Before ascending the throne Artaxerxes was a satrap and commander of his father's army. Artaxerxes came to power after one of his brothers was executed, another committed suicide, the last murdered and his father, Artaxerxes II died. Soon after becoming king, Artaxerxes murdered all of the royal family to secure his place as king. He started two major campaigns against Egypt. The first campaign failed, and was followed up by rebellions throughout the western part of his empire. In 343 BC, Artaxerxes defeated Nectanebo II, the Pharaoh of Egypt, driving him from Egypt, stopping a revolt in Phoenicia on the way.
In Artaxerxes' later years, Philip II of Macedon's power was increasing in Greece, where he tried to convince the Greeks to revolt against the Achaemenid Empire. His activities were opposed by Artaxerxes, and with his support, the city of Perinthus resisted a Macedonian siege.
There is evidence for a renewed building policy at Persepolis in his later life, where Artaxerxes erected a new palace and built his own tomb, and began long-term projects such as the Unfinished Gate.

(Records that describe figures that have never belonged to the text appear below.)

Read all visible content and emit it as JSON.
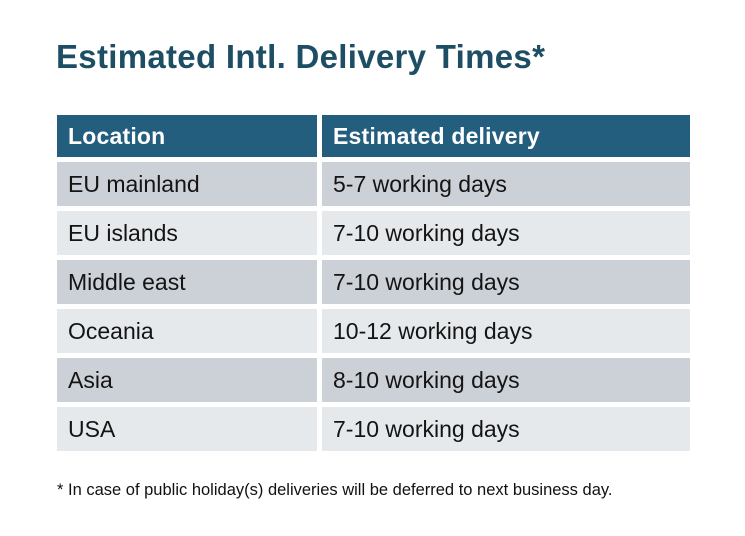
{
  "title": "Estimated Intl. Delivery Times*",
  "table": {
    "headers": [
      "Location",
      "Estimated delivery"
    ],
    "rows": [
      {
        "location": "EU mainland",
        "delivery": "5-7 working days"
      },
      {
        "location": "EU islands",
        "delivery": "7-10 working days"
      },
      {
        "location": "Middle east",
        "delivery": "7-10 working days"
      },
      {
        "location": "Oceania",
        "delivery": "10-12 working days"
      },
      {
        "location": "Asia",
        "delivery": "8-10 working days"
      },
      {
        "location": "USA",
        "delivery": "7-10 working days"
      }
    ]
  },
  "footnote": "* In case of public holiday(s) deliveries will be deferred to next business day.",
  "colors": {
    "page_bg": "#ffffff",
    "title_text": "#1d4e64",
    "header_bg": "#235e7e",
    "header_text": "#ffffff",
    "row_dark_bg": "#ccd0d7",
    "row_light_bg": "#e6e9ec",
    "cell_text": "#141414",
    "footnote_text": "#111111"
  },
  "chart_data": {
    "type": "table",
    "title": "Estimated Intl. Delivery Times*",
    "columns": [
      "Location",
      "Estimated delivery"
    ],
    "rows": [
      [
        "EU mainland",
        "5-7 working days"
      ],
      [
        "EU islands",
        "7-10 working days"
      ],
      [
        "Middle east",
        "7-10 working days"
      ],
      [
        "Oceania",
        "10-12 working days"
      ],
      [
        "Asia",
        "8-10 working days"
      ],
      [
        "USA",
        "7-10 working days"
      ]
    ],
    "footnote": "* In case of public holiday(s) deliveries will be deferred to next business day."
  }
}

Artaxerxes III (Old Persian: 𐎠𐎼𐎫𐎧𐏁𐏂, Artaxšaçrā, "he whose empire is well-fitted" or "perfected", or Arta:"honoured" + Xerxes: "a king" ("the honoured king"), according to Herodotus "the great warrior") was the throne name adopted by Ochus when he succeeded his father in 358 BC. He is generally referred to as Ochus, but in modern Iran he is known as Ardeshir III (Persian: اردشیر سوم). In Babylonian inscriptions he is called "Umasu, who is called Artakshatsu". The same form of the name (probably pronounced Uvasu) occurs in the Syrian version of the Canon of Kings by Elias of Nusaybin.